Another hurdle to forming connected teams that serve the patient is interoperability. A sign of the distance we have yet to come can be found in iCancerHealth, a service for cancer patients offered by Medocity. A free app is available to individuals, but the main integrated service is offered through providers or pharma companies doing clinical trials. The service includes such conveniences as medication tracking, treatment plans, a diary, audio and video connections to their physician, and even a way to form communities with other patients.
This is great, but iCancerHealth works with data from only one provider. This can be a limitation even for the few months that cancer patients typically use the service, and could certainly be a problem if the service were expanded to a broader range of illnesses. Similarly, there’s no seamless way to share data with patient communities; it has to be re-entered manually. Enhancing the service to encompass multiple providers would probably require wider adoption of electronic health record standards.
As an example of finding a creative solution to devices that lack interoperability, Mobile Diagnostic Services demonstrated an app that could photograph the display panel of a device, interpret the bars on the display to create digital data, and transmit the values to a health record in the cloud. This is a process well-known to computer programmers from thirty years ago as “screen scraping,” now relevant to the health industry.
One of the strengths of the Connected Health Symposium was the platform it gave to patients and doctors to express their frustrations with the old way of delivering care and the slow pace of change.
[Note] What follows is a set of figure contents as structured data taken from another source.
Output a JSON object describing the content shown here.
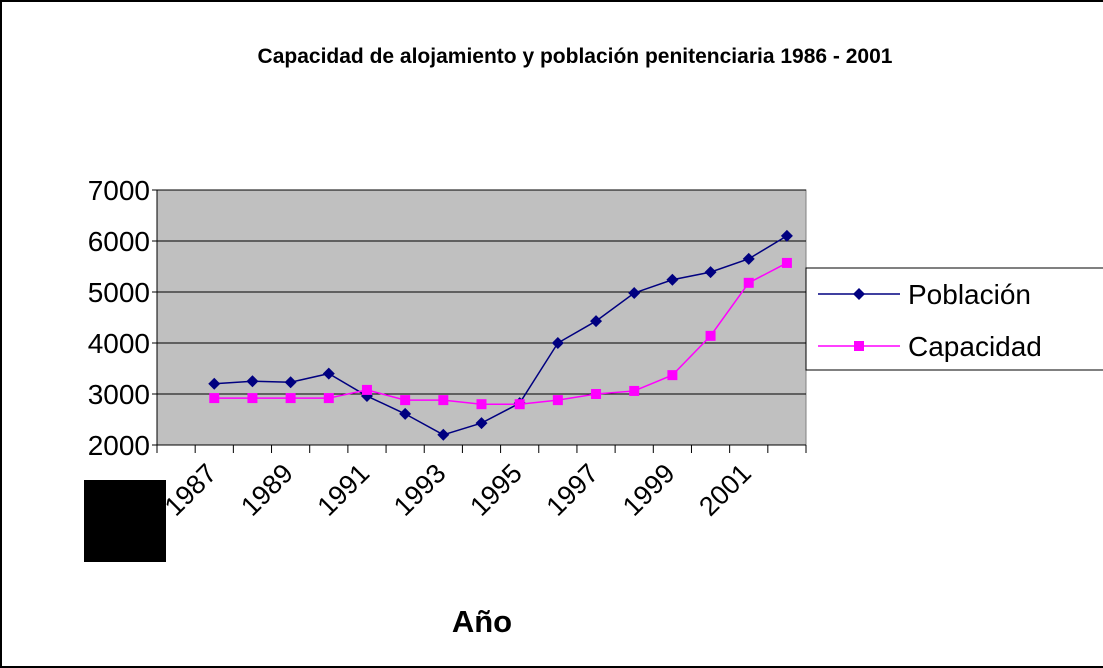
{
  "chart_data": {
    "type": "line",
    "title": "Capacidad de alojamiento y población penitenciaria 1986 - 2001",
    "x_label": "Año",
    "categories": [
      null,
      "1987",
      null,
      "1989",
      null,
      "1991",
      null,
      "1993",
      null,
      "1995",
      null,
      "1997",
      null,
      "1999",
      null,
      "2001",
      null
    ],
    "series": [
      {
        "name": "Población",
        "color": "#000080",
        "marker": "diamond",
        "values": [
          null,
          3200,
          3250,
          3230,
          3400,
          2960,
          2610,
          2200,
          2430,
          2820,
          4000,
          4430,
          4980,
          5240,
          5390,
          5650,
          6100
        ]
      },
      {
        "name": "Capacidad",
        "color": "#ff00ff",
        "marker": "square",
        "values": [
          null,
          2920,
          2920,
          2920,
          2920,
          3080,
          2880,
          2880,
          2800,
          2800,
          2880,
          3000,
          3060,
          3370,
          4140,
          5180,
          5570
        ]
      }
    ],
    "ylim": [
      2000,
      7000
    ],
    "yticks": [
      2000,
      3000,
      4000,
      5000,
      6000,
      7000
    ],
    "grid": true,
    "plot_background": "#c0c0c0",
    "legend": "right"
  }
}
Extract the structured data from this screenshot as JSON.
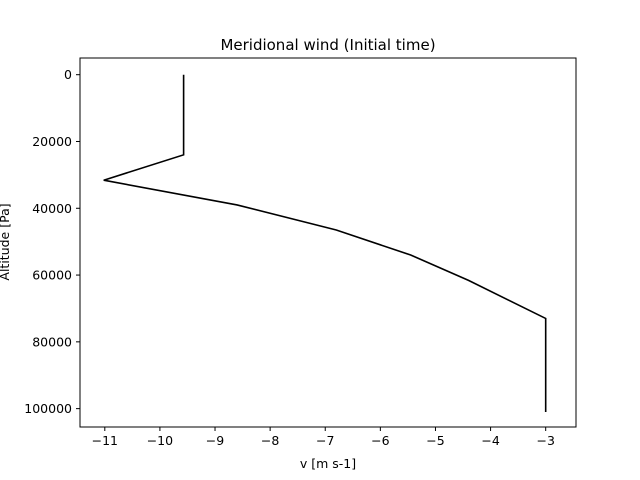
{
  "chart_data": {
    "type": "line",
    "title": "Meridional wind (Initial time)",
    "xlabel": "v [m s-1]",
    "ylabel": "Altitude [Pa]",
    "xlim": [
      -11.45,
      -2.45
    ],
    "ylim": [
      105500,
      -5000
    ],
    "y_inverted": true,
    "xticks": [
      -11,
      -10,
      -9,
      -8,
      -7,
      -6,
      -5,
      -4,
      -3
    ],
    "xtick_labels": [
      "−11",
      "−10",
      "−9",
      "−8",
      "−7",
      "−6",
      "−5",
      "−4",
      "−3"
    ],
    "yticks": [
      0,
      20000,
      40000,
      60000,
      80000,
      100000
    ],
    "ytick_labels": [
      "0",
      "20000",
      "40000",
      "60000",
      "80000",
      "100000"
    ],
    "grid": false,
    "series": [
      {
        "color": "#000000",
        "points": [
          {
            "x": -9.57,
            "y": 0
          },
          {
            "x": -9.57,
            "y": 24000
          },
          {
            "x": -11.02,
            "y": 31600
          },
          {
            "x": -8.6,
            "y": 39000
          },
          {
            "x": -6.8,
            "y": 46500
          },
          {
            "x": -5.45,
            "y": 54000
          },
          {
            "x": -4.4,
            "y": 61600
          },
          {
            "x": -3.0,
            "y": 73000
          },
          {
            "x": -3.0,
            "y": 101000
          }
        ]
      }
    ]
  }
}
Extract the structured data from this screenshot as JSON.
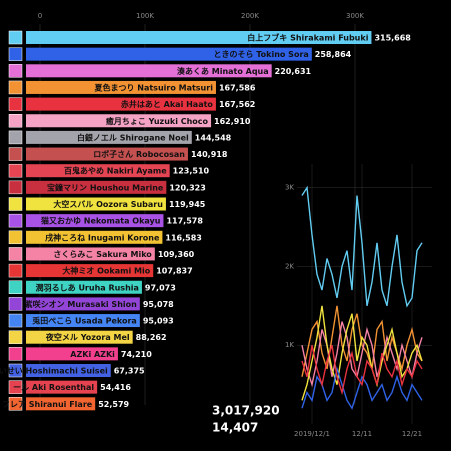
{
  "chart_data": [
    {
      "type": "barh",
      "xlim": [
        0,
        380000
      ],
      "xticks": [
        0,
        {
          "value": 100000,
          "label": "100K"
        },
        {
          "value": 200000,
          "label": "200K"
        },
        {
          "value": 300000,
          "label": "300K"
        }
      ],
      "grid": true,
      "categories": [
        "白上フブキ Shirakami Fubuki",
        "ときのそら Tokino Sora",
        "湊あくあ Minato Aqua",
        "夏色まつり Natsuiro Matsuri",
        "赤井はあと Akai Haato",
        "癒月ちょこ Yuzuki Choco",
        "白銀ノエル Shirogane Noel",
        "ロボ子さん Robocosan",
        "百鬼あやめ Nakiri Ayame",
        "宝鐘マリン Houshou Marine",
        "大空スバル Oozora Subaru",
        "猫又おかゆ Nekomata Okayu",
        "戌神ころね Inugami Korone",
        "さくらみこ Sakura Miko",
        "大神ミオ Ookami Mio",
        "潤羽るしあ Uruha Rushia",
        "紫咲シオン Murasaki Shion",
        "兎田ぺこら Usada Pekora",
        "夜空メル Yozora Mel",
        "AZKi AZKi",
        "いせい Hoshimachi Suisei",
        "ール Aki Rosenthal",
        "フレア Shiranui Flare"
      ],
      "values": [
        315668,
        258864,
        220631,
        167586,
        167562,
        162910,
        144548,
        140918,
        123510,
        120323,
        119945,
        117578,
        116583,
        109360,
        107837,
        97073,
        95078,
        95093,
        88262,
        74210,
        67375,
        54416,
        52579
      ],
      "value_labels": [
        "315,668",
        "258,864",
        "220,631",
        "167,586",
        "167,562",
        "162,910",
        "144,548",
        "140,918",
        "123,510",
        "120,323",
        "119,945",
        "117,578",
        "116,583",
        "109,360",
        "107,837",
        "97,073",
        "95,078",
        "95,093",
        "88,262",
        "74,210",
        "67,375",
        "54,416",
        "52,579"
      ],
      "colors": [
        "#62cdf2",
        "#2f62e6",
        "#e46fd6",
        "#f29233",
        "#e8323f",
        "#f5a3c4",
        "#a3a3ab",
        "#c55050",
        "#e54453",
        "#c8303f",
        "#f1e33f",
        "#a852e6",
        "#f2c233",
        "#f583a5",
        "#e53535",
        "#3ed3c2",
        "#9245d6",
        "#4484f3",
        "#f2d444",
        "#f2408f",
        "#4262e3",
        "#e5434f",
        "#f26430"
      ],
      "totals": [
        "3,017,920",
        "14,407"
      ]
    },
    {
      "type": "line",
      "xlim": [
        -3,
        24
      ],
      "ylim": [
        0,
        3300
      ],
      "xticks": [
        {
          "value": 0,
          "label": "2019/12/1"
        },
        {
          "value": 10,
          "label": "12/11"
        },
        {
          "value": 20,
          "label": "12/21"
        }
      ],
      "yticks": [
        {
          "value": 1000,
          "label": "1K"
        },
        {
          "value": 2000,
          "label": "2K"
        },
        {
          "value": 3000,
          "label": "3K"
        }
      ],
      "x": [
        -2,
        -1,
        0,
        1,
        2,
        3,
        4,
        5,
        6,
        7,
        8,
        9,
        10,
        11,
        12,
        13,
        14,
        15,
        16,
        17,
        18,
        19,
        20,
        21,
        22
      ],
      "series": [
        {
          "color": "#62cdf2",
          "values": [
            2900,
            3000,
            2400,
            1900,
            1700,
            2100,
            1900,
            1600,
            2000,
            2200,
            1700,
            2900,
            2300,
            1500,
            1800,
            2300,
            1700,
            1500,
            2000,
            2400,
            1800,
            1500,
            1600,
            2200,
            2300
          ]
        },
        {
          "color": "#f29233",
          "values": [
            600,
            900,
            1200,
            1300,
            900,
            700,
            1100,
            1500,
            1000,
            800,
            1200,
            1400,
            1000,
            900,
            700,
            1200,
            1300,
            800,
            1100,
            900,
            700,
            1000,
            1200,
            900,
            800
          ]
        },
        {
          "color": "#f583a5",
          "values": [
            1000,
            700,
            500,
            800,
            1200,
            1000,
            600,
            900,
            1300,
            1100,
            700,
            600,
            900,
            1200,
            1000,
            600,
            800,
            1100,
            900,
            700,
            1000,
            800,
            600,
            900,
            1100
          ]
        },
        {
          "color": "#f1e33f",
          "values": [
            300,
            500,
            800,
            1100,
            1500,
            1000,
            700,
            500,
            900,
            1200,
            1400,
            800,
            1100,
            1000,
            700,
            500,
            800,
            1000,
            1200,
            900,
            600,
            700,
            900,
            1000,
            800
          ]
        },
        {
          "color": "#2f62e6",
          "values": [
            200,
            400,
            300,
            600,
            500,
            300,
            400,
            700,
            500,
            300,
            200,
            400,
            600,
            500,
            300,
            400,
            500,
            300,
            400,
            600,
            400,
            300,
            500,
            400,
            300
          ]
        },
        {
          "color": "#e8323f",
          "values": [
            800,
            600,
            1000,
            700,
            500,
            800,
            1000,
            600,
            400,
            700,
            900,
            600,
            500,
            800,
            700,
            500,
            900,
            700,
            600,
            800,
            500,
            700,
            600,
            800,
            700
          ]
        }
      ]
    }
  ]
}
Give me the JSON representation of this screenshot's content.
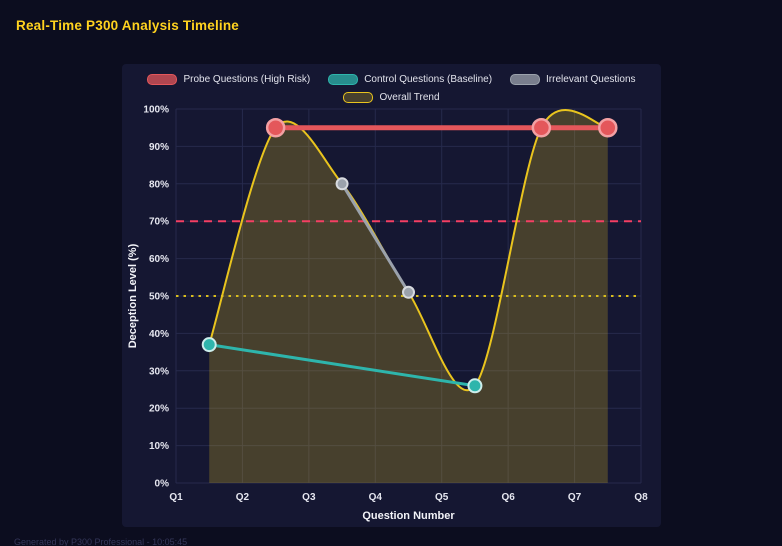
{
  "page": {
    "title": "Real-Time P300 Analysis Timeline",
    "footer": "Generated by P300 Professional - 10:05:45"
  },
  "colors": {
    "background": "#0c0d1f",
    "panel": "#151732",
    "grid": "#262a4c",
    "title": "#ffd21f",
    "tick_text": "#e6e7f0",
    "axis_title_text": "#f2f3f8"
  },
  "chart_data": {
    "type": "line",
    "title": "Real-Time P300 Analysis Timeline",
    "xlabel": "Question Number",
    "ylabel": "Deception Level (%)",
    "x_tick_labels": [
      "Q1",
      "Q2",
      "Q3",
      "Q4",
      "Q5",
      "Q6",
      "Q7",
      "Q8"
    ],
    "x_tick_values": [
      1,
      2,
      3,
      4,
      5,
      6,
      7,
      8
    ],
    "xlim": [
      1,
      8
    ],
    "ylim": [
      0,
      100
    ],
    "y_tick_step": 10,
    "y_tick_suffix": "%",
    "grid": true,
    "legend_position": "top",
    "series": [
      {
        "name": "Probe Questions (High Risk)",
        "role": "probe",
        "color": "#e4575b",
        "marker_border": "#f3a0a3",
        "x": [
          2.5,
          6.5,
          7.5
        ],
        "values": [
          95,
          95,
          95
        ]
      },
      {
        "name": "Control Questions (Baseline)",
        "role": "control",
        "color": "#2eb5ac",
        "marker_border": "#cdeeec",
        "x": [
          1.5,
          5.5
        ],
        "values": [
          37,
          26
        ]
      },
      {
        "name": "Irrelevant Questions",
        "role": "irrelevant",
        "color": "#9ba2ac",
        "marker_border": "#d7dadf",
        "x": [
          3.5,
          4.5
        ],
        "values": [
          80,
          51
        ]
      },
      {
        "name": "Overall Trend",
        "role": "trend",
        "color": "#e9c41e",
        "fill_color": "rgba(233,196,30,0.24)",
        "smooth": true,
        "fill_to_zero": true,
        "x": [
          1.5,
          2.5,
          3.5,
          4.5,
          5.5,
          6.5,
          7.5
        ],
        "values": [
          37,
          95,
          80,
          51,
          26,
          95,
          95
        ]
      }
    ],
    "reference_lines": [
      {
        "value": 70,
        "color": "#f43f63",
        "style": "dashed"
      },
      {
        "value": 50,
        "color": "#d9be1d",
        "style": "dotted"
      }
    ]
  }
}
The testimony could come from entrepreneur Robin Farmanfarmaian, who lost three organs unnecessarily to misdiagnosis, or Sarah Krüg, president of the Society for Participatory Medicine, whose parents died from diseases that might have been caught if the doctors had paid attention to their reported symptoms.
Or the testimony could come from Greg LaGana and Barry Levy, MDs who write and perform in a musical review called Damaged Care that skewers everything about doctors behavior as well as the legal and financial environment in which they have to operate.
Anna MCollister-Slipp, co-founder of Galileo Analytics and a sufferer from type 1 diabetes, regaled us with the dozens of vital sign measurements, treatments, and other details she has to manage on her own manually. She still get lab reports only because her doctor sends them via email (using a private account, so that HIPAA zealots don’t discipline him–the rights and wishes of the patient are supposed to be paramount). Like other conference attendees, though, she reported progress in tools and patient-oriented culture.
Less was heard at the symposium from other sectors of the medical field, but we did hear from Michael of Aetna, Jonathan Bush of athenahealth, and Beverley Bryant of England’s National Health Service. The panel on which Bryant spoke proved to be discouraging. Many of us in the US like to think that other developed nations with their universal health care systems have solved the coordination and interoperability messes that the US is in. But the panelists expressed many familiar frustrations.
I plan to return to the Connected Health Symposium next year, and I’m sure each year will bring a bit of progress toward better communication among staff, better use of patient data, and better integration of tools. The mood at the show was largely positive. But a little probing turned up barriers in the way of the healthcare system we all want.